Thurlow-Lippisch, who also sits on the South Florida Water Management Board echoes what the Army Corps of Engineers said in justifying the releases.
Water just wasn’t receding off the lake fast enough following Hurricane Ian, the lake level still resting around 16 feet higher than the Corps would like before the start of the wet season.
“I can’t stand it. I wish it wasn’t going to happen, but that’s high,” she said.
Thurlow-Lippisch said releasing water now is better for the algae bloom risk.-
“And you don’t want this water coming in in the summer with toxic algae blooms, we don’t,” she said. “So, it’s better to take it now.”
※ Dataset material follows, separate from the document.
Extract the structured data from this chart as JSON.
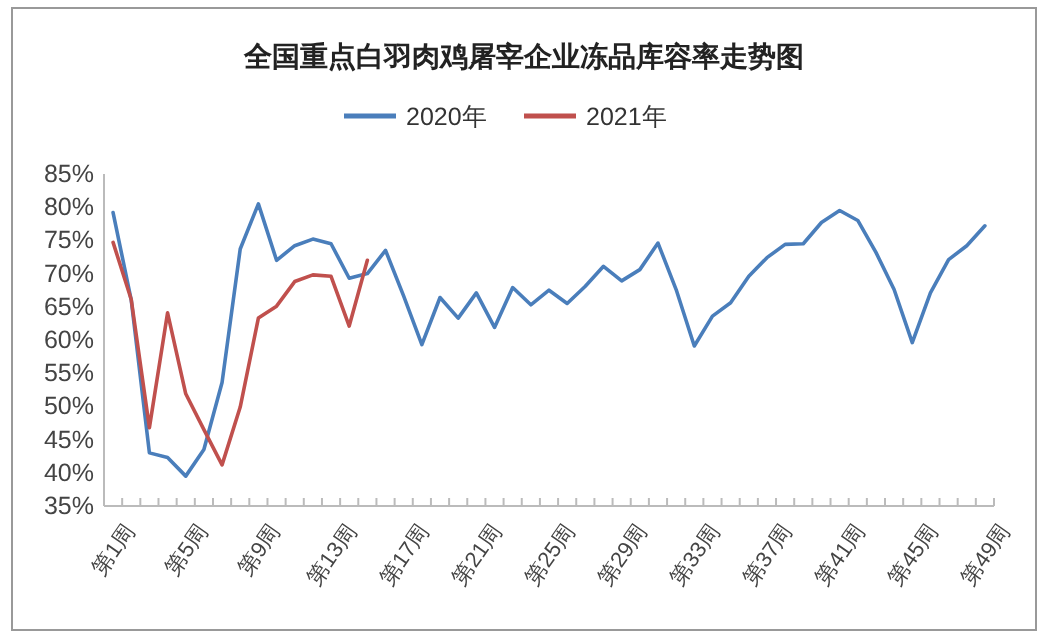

It also helps that the estuary had a long break from the freshwater influx.
“She’s stronger and she’s had some time to come back,” Thurlow-Lippisch said. “I hate releases.”
Congressman Brian Mast at the St Lucie Lock Monday said he doesn’t accept any releases into the estuary as every drop, he said, is harmful.
“They create the situation where moving into this summer, if the estuary is fresh instead of salty, we get toxic fresh water algal blooms,” he said.
In a letter to the Army Corps, Mast gave “tepid appreciation that the core lower the lake before the wet season” but wrote “the low-level releases planned have little effect on the lake level- but massive impacts on the east coast ecosystem.”
“If you stop abusing the estuary, nature is meant to heal,” Thurlow-Lippisch said. “We are meant to heal.”
Now, the wait begins to see how long the releases will last.